Department of Emergency, Shenzhen People's Hospital (The Second Clinical Medical College, Jinan University; The First Affiliated Hospital, Southern University of Science and Technology), Shenzhen, People's Republic of China.
Department of Pediatrics, Futian Women and Children Health Institute, Shenzhen, People's Republic of China.
Cancer Med. 2020 Aug;9(16):5940-5947. doi: 10.1002/cam4.3251. Epub 2020 Jun 24.
Uridine phosphorylase 1 (UPP1) has been reported as an oncogene in several malignancies. In glioma, the role of UPP1 remains unclear. This study was performed to explore its role in glioma at transcriptional level. Totally, 998 glioma patients with clinical data were enrolled, including 301 mRNA microarray data from Chinese Glioma Genome Atlas (CGGA) dataset and 697 RNAseq data from The Cancer Genome Atlas (TCGA) dataset. Statistical analysis was performed with R language. UPP1 expression level was positively correlated with WHO grade of glioma. UPP1 was significantly upregulated in mesenchymal subtype and could serve as a potential biomarker for this subtype. Based on most correlated genes of UPP1, Gene ontology analysis revealed that UPP1 was profoundly associated with immune and inflammatory response. Gene Sets Variation Analysis was further performed and showed that UPP1 was particularly correlated with MHC-II and LCK, which were mainly associated with activities of antigen-presenting cells and T cells. Moreover, UPP1 was found to be synergistic with various immune checkpoint members, especially with PD1 pathway and B7-H3. Finally, Kaplan-Meier curves revealed that higher UPP1 indicated significantly shorter survival for glioma patients. Taken together, UPP1 played an oncogenic role in glioma via suppressing tumor-related immune response.
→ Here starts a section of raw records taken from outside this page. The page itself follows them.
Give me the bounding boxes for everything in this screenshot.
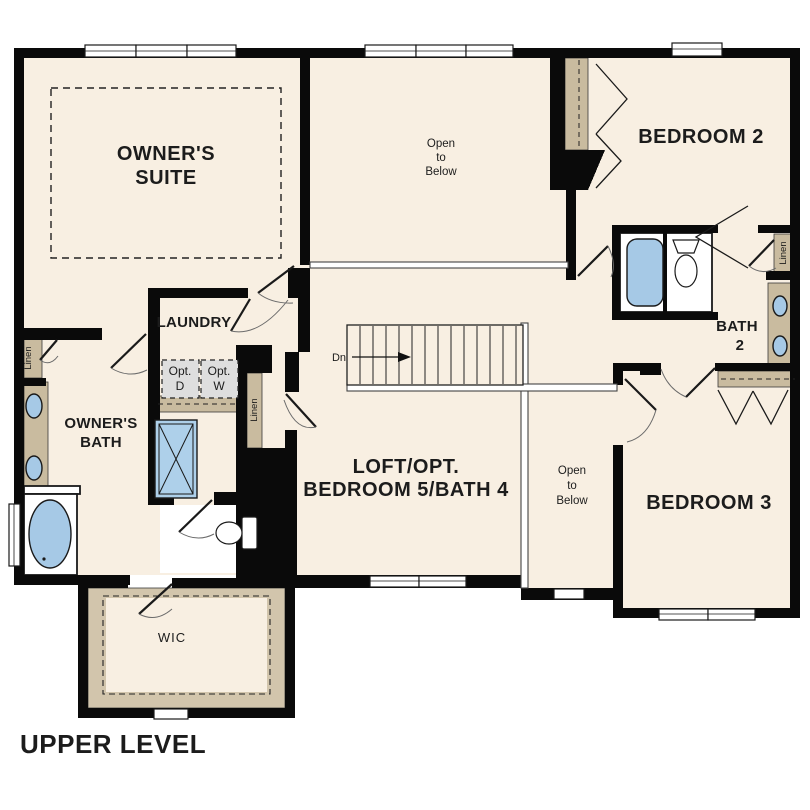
loft-label: LOFT/OPT. [353, 456, 460, 478]
optional-dryer-label: Opt. [169, 364, 192, 378]
staircase: Dn [332, 325, 523, 385]
linen-label: Linen [778, 241, 789, 264]
sink-fixture [773, 336, 787, 356]
open-below-railing-upper [310, 262, 568, 268]
wic-label: WIC [158, 630, 186, 645]
shower-fixture [155, 420, 197, 498]
sink-fixture [26, 394, 42, 418]
open-below-upper-label: Below [425, 166, 457, 178]
sink-fixture [773, 296, 787, 316]
optional-washer-label: Opt. [208, 364, 231, 378]
optional-dryer-label: D [176, 379, 185, 393]
open-below-upper-label: Open [427, 138, 455, 150]
owners-bath-label: OWNER'S [64, 415, 137, 432]
open-below-upper-label: to [436, 152, 446, 164]
plan-title: UPPER LEVEL [20, 729, 206, 759]
bedroom2-closet [565, 58, 588, 150]
bath2-label: BATH [716, 318, 758, 335]
bathtub-fixture [29, 500, 71, 568]
owners-suite-label: SUITE [135, 167, 196, 189]
loft-label: BEDROOM 5/BATH 4 [303, 479, 509, 501]
bathtub-fixture [627, 239, 663, 306]
owners-bath-label: BATH [80, 434, 122, 451]
laundry-label: LAUNDRY [157, 314, 232, 331]
bath2-label: 2 [736, 337, 745, 354]
floor-plan-drawing: Dn [0, 0, 810, 810]
linen-label: Linen [23, 346, 34, 369]
stairs-down-label: Dn [332, 352, 346, 364]
open-below-center-label: to [567, 480, 577, 492]
open-below-center-label: Open [558, 465, 586, 477]
sink-fixture [26, 456, 42, 480]
owners-suite-label: OWNER'S [117, 143, 215, 165]
floor-plan-page: Dn [0, 0, 810, 810]
tub-drain [42, 557, 45, 560]
tub-deck [24, 486, 80, 494]
toilet-fixture [673, 240, 699, 287]
bedroom3-label: BEDROOM 3 [646, 492, 772, 514]
bedroom2-label: BEDROOM 2 [638, 126, 764, 148]
open-below-center-label: Below [556, 495, 588, 507]
linen-label: Linen [249, 398, 260, 421]
optional-washer-label: W [213, 379, 225, 393]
尿苷磷酸化酶 1(UPP1)已被报道为多种恶性肿瘤中的癌基因。在神经胶质瘤中,UPP1 的作用尚不清楚。本研究旨在从转录水平探讨其在神经胶质瘤中的作用。共纳入 998 例有临床资料的神经胶质瘤患者,包括来自中国神经胶质瘤基因组图谱(CGGA)数据集的 301 例 mRNA 微阵列数据和来自癌症基因组图谱(TCGA)数据集的 697 例 RNAseq 数据。使用 R 语言进行统计分析。UPP1 的表达水平与神经胶质瘤的 WHO 分级呈正相关。UPP1 在间充质亚型中显著上调,可作为该亚型的潜在生物标志物。基于与 UPP1 最相关的基因,基因本体分析显示 UPP1 与免疫和炎症反应密切相关。进一步进行基因集变异分析表明,UPP1 与 MHC-II 和 LCK 特别相关,这两者主要与抗原呈递细胞和 T 细胞的活性相关。此外,发现 UPP1 与各种免疫检查点成员协同作用,特别是与 PD1 通路和 B7-H3。最后,Kaplan-Meier 曲线显示 UPP1 水平较高的神经胶质瘤患者的生存时间明显缩短。综上所述,UPP1 通过抑制肿瘤相关免疫反应在神经胶质瘤中发挥致癌作用。